Set rechunk: false if you are benchmarking the parquet-reader. A rechunk is
an expensive operation.
Read into a DataFrame from a parquet file.
.read_parquet_schema(source) ⇒ Hash Originally defined in module IO
Get a schema of the Parquet file without reading data.
.repeat(value, n, dtype: nil, eager: false, name: nil) ⇒ Expr Originally defined in module LazyFunctions
Repeat a single value n times.
.scan_csv(source, has_header: true, sep: ",", comment_char: nil, quote_char: '"', skip_rows: 0, dtypes: nil, null_values: nil, ignore_errors: false, cache: true, with_column_names: nil, infer_schema_length: 100, n_rows: nil, encoding: "utf8", low_memory: false, rechunk: true, skip_rows_after_header: 0, row_count_name: nil, row_count_offset: 0, parse_dates: false, eol_char: "\n") ⇒ LazyFrame Originally defined in module IO
Lazily read from a CSV file or multiple files via glob patterns.
This allows the query optimizer to push down predicates and projections to the scan level, thereby potentially reducing memory overhead.
.scan_ipc(source, n_rows: nil, cache: true, rechunk: true, row_count_name: nil, row_count_offset: 0, storage_options: nil, memory_map: true) ⇒ LazyFrame Originally defined in module IO
Lazily read from an Arrow IPC (Feather v2) file or multiple files via glob patterns.
This allows the query optimizer to push down predicates and projections to the scan level, thereby potentially reducing memory overhead.
.scan_ndjson(source, infer_schema_length: 100, batch_size: 1024, n_rows: nil, low_memory: false, rechunk: true, row_count_name: nil, row_count_offset: 0) ⇒ LazyFrame Originally defined in module IO
Lazily read from a newline delimited JSON file.
This allows the query optimizer to push down predicates and projections to the scan level, thereby potentially reducing memory overhead.
.scan_parquet(source, n_rows: nil, cache: true, parallel: "auto", rechunk: true, row_count_name: nil, row_count_offset: 0, storage_options: nil, low_memory: false) ⇒ LazyFrame Originally defined in module IO
Lazily read from a parquet file or multiple files via glob patterns.

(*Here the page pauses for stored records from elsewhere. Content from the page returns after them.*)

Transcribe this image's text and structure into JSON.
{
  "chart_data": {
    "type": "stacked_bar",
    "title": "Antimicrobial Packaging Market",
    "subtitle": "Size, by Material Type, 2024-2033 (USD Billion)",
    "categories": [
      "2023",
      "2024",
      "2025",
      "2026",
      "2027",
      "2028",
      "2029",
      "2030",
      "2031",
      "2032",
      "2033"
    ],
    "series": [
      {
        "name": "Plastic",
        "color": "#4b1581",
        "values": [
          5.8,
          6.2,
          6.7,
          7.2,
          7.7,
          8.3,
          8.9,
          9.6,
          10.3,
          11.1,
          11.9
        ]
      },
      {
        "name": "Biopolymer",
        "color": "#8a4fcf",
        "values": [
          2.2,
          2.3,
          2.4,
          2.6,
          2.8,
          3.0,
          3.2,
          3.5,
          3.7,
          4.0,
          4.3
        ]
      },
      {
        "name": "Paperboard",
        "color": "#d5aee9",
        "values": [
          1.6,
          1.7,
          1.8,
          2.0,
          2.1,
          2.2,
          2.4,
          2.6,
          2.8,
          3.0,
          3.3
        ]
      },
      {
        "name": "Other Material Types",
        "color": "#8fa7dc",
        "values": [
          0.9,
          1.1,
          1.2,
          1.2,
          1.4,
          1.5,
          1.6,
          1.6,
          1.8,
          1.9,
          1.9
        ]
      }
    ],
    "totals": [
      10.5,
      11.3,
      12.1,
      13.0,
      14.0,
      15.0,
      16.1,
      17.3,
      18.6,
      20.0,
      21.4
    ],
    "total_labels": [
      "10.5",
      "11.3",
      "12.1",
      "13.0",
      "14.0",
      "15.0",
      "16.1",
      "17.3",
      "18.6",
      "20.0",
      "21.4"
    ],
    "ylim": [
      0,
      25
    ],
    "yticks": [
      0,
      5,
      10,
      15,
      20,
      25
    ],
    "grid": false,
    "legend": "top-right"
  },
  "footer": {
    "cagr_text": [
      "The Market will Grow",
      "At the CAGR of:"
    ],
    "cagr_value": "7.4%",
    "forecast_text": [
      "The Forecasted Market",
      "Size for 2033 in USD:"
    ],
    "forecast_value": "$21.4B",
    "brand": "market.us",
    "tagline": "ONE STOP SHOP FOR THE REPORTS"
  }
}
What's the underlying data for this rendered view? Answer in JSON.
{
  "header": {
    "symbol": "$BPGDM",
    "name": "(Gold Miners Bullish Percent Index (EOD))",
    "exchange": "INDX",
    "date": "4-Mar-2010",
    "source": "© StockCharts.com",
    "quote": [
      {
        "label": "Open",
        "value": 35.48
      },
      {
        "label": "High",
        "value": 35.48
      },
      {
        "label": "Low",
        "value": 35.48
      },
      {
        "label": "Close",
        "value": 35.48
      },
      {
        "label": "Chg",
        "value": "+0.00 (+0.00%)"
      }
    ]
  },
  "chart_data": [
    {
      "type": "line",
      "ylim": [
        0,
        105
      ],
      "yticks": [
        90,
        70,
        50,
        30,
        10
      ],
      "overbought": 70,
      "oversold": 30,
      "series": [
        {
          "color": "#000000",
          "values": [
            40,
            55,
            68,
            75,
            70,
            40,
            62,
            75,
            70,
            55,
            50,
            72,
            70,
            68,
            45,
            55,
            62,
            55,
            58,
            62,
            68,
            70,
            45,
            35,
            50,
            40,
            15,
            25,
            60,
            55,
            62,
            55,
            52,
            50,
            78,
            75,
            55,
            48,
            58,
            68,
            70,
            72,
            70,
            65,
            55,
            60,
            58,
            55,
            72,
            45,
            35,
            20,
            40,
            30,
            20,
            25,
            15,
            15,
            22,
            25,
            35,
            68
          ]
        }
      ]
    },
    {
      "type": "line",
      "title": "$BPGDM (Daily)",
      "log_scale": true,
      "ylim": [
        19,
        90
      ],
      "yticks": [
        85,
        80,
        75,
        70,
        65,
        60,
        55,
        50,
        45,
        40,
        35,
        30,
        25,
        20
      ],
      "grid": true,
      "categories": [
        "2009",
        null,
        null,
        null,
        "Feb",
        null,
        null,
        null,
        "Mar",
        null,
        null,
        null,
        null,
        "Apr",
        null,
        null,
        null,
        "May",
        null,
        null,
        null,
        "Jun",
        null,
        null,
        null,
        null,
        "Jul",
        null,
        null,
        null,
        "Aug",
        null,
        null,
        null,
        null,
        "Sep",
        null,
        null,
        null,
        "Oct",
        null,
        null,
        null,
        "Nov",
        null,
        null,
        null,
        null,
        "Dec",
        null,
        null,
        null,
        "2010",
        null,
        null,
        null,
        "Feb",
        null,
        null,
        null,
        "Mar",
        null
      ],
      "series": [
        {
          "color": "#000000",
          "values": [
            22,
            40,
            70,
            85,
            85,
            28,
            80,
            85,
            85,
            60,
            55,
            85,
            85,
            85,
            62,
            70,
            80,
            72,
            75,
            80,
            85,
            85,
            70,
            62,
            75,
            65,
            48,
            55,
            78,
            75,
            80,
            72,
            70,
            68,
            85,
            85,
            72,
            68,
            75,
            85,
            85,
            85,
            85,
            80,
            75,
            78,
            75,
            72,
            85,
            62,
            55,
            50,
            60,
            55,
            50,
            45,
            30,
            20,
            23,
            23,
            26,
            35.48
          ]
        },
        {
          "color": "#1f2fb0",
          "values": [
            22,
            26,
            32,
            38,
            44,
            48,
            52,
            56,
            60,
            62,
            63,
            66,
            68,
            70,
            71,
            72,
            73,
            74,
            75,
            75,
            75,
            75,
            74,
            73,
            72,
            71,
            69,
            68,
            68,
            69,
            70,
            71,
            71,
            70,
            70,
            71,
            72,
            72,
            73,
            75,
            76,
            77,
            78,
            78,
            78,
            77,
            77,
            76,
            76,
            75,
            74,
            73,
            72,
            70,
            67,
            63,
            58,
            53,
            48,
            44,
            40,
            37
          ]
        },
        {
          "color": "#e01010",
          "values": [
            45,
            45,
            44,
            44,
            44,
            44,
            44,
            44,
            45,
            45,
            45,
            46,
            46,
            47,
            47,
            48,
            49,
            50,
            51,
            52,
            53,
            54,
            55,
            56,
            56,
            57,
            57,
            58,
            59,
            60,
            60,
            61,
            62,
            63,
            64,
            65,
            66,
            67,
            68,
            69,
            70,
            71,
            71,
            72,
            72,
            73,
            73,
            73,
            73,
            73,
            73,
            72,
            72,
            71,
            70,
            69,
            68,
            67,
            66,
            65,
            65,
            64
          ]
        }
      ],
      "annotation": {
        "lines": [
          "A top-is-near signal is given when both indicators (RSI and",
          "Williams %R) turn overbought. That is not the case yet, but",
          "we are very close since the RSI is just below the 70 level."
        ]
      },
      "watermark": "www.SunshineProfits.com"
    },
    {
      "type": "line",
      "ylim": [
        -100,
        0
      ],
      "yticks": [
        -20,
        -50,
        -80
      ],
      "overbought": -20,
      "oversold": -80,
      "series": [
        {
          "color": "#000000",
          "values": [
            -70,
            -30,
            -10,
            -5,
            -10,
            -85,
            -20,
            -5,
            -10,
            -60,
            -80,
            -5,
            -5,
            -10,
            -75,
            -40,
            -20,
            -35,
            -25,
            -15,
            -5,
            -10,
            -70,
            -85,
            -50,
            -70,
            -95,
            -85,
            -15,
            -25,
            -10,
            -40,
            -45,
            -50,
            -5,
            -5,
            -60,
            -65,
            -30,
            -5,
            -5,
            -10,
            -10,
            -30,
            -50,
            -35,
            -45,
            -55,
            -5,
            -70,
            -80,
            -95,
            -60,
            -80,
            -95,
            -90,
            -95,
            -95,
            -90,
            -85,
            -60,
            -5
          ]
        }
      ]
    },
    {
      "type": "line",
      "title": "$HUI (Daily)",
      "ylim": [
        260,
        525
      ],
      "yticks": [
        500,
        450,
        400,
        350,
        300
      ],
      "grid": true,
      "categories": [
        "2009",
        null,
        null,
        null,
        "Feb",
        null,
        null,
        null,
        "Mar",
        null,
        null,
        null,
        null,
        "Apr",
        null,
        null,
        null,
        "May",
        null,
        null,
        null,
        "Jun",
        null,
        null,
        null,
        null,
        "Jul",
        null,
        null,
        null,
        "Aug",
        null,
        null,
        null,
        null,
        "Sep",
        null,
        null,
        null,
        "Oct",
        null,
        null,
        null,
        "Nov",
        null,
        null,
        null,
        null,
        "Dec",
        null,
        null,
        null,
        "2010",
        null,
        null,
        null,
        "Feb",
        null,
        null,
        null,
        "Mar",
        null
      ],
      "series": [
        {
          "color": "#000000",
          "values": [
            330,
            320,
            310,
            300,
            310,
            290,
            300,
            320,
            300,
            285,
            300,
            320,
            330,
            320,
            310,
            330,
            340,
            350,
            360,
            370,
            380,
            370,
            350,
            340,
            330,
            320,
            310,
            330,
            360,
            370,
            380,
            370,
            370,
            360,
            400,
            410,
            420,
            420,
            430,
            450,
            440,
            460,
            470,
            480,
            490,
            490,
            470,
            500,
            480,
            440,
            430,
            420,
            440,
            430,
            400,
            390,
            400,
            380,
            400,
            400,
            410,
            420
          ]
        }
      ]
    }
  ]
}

This allows the query optimizer to push down predicates and projections to the scan level, thereby potentially reducing memory overhead.
.select(exprs) ⇒ DataFrame Originally defined in module LazyFunctions
Run polars expressions without a context.
.spearman_rank_corr(a, b, ddof: 1, propagate_nans: false) ⇒ Expr Originally defined in module LazyFunctions
Compute the spearman rank correlation between two columns.
Missing data will be excluded from the computation.
.std(column, ddof: 1) ⇒ Object Originally defined in module LazyFunctions
Get the standard deviation.
.struct(exprs, eager: false) ⇒ Object Originally defined in module LazyFunctions
Collect several columns into a Series of dtype Struct.
.sum(column) ⇒ Object Originally defined in module LazyFunctions
Sum values in a column/Series, or horizontally across list of columns/expressions.
.tail(column, n = 10) ⇒ Object Originally defined in module LazyFunctions
Get the last n rows.
.to_list(name) ⇒ Expr Originally defined in module LazyFunctions
Aggregate to list.
.var(column, ddof: 1) ⇒ Object Originally defined in module LazyFunctions
Get the variance.
.when(expr) ⇒ When Originally defined in module LazyFunctions
Start a "when, then, otherwise" expression.